To uncover the stories of women workers, Goldin’s research combined clever techniques, like a study of “blind” auditions of musicians for orchestras, and painstaking archival research to piece together economic histories where little data is available. Her husband and Harvard colleague Larry Katz is often a collaborator.
In addition to churning out journal articles, the two economists have a golden retriever, named Pika, who is a prized scent dog and is trained as a therapy dog. On her Harvard website, Goldin dedicates a full page to Pika, posting most recently that he celebrated his “Bark Mitzvah” upon turning 13.
“I looked up in the Jewish calendar, given that he was born July 4, 2010, when his real bar mitzvah would be,” she said. “I actually couldn’t figure it out.”
Goldin continues to teach classes at Harvard and has no intention of slowing down her research on gender inequality.

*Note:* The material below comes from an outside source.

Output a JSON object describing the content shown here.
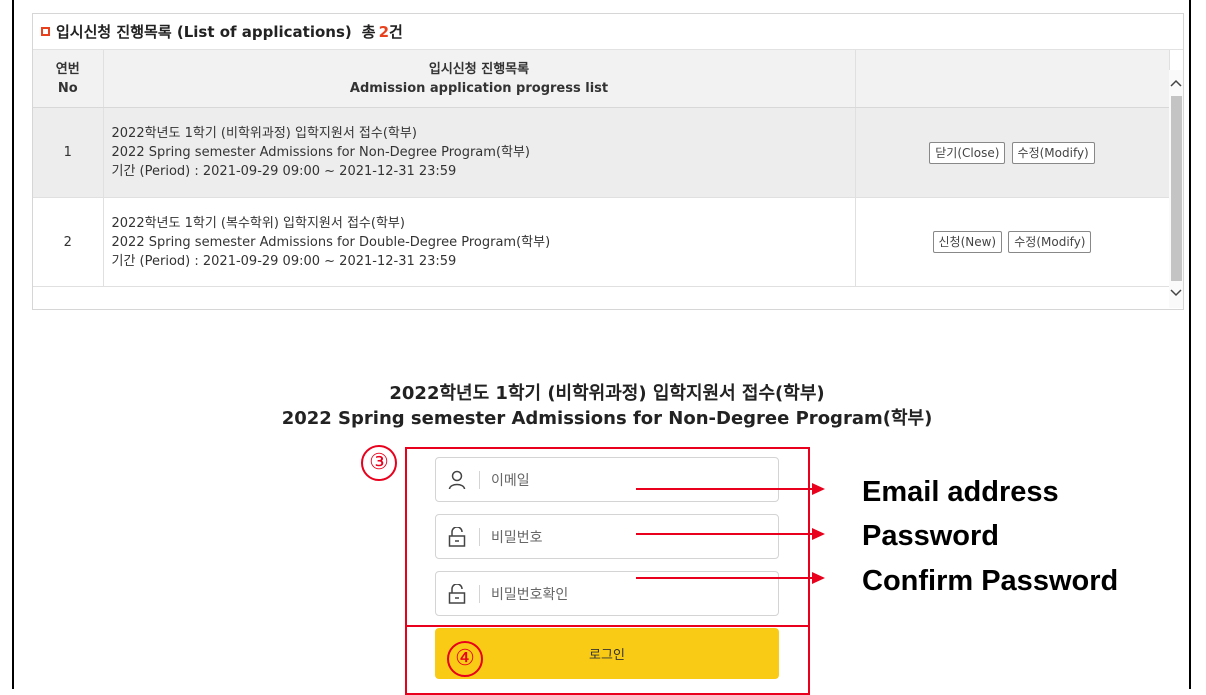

Women today, she said, earn 80 cents for every dollar a man is paid. “Historically, much of the gender gap in earnings could be explained by differences in education and occupational choices,” the Nobel committee said in its statement. “Goldin has shown that the bulk of this earnings difference is now between men and women in the same occupation, and that it largely arises with the birth of the first child.”
Even in her own discipline, the inequality is undeniable. Of the 51 Harvard economics faculty members, only 7 are women.
But on the day she won the Nobel prize, Goldin chose to focus on women’s victories. She published online a working paper about how the women’s movement obtained legal rights in the 1960s and 1970s. The paper’s title was “Why Women Won.”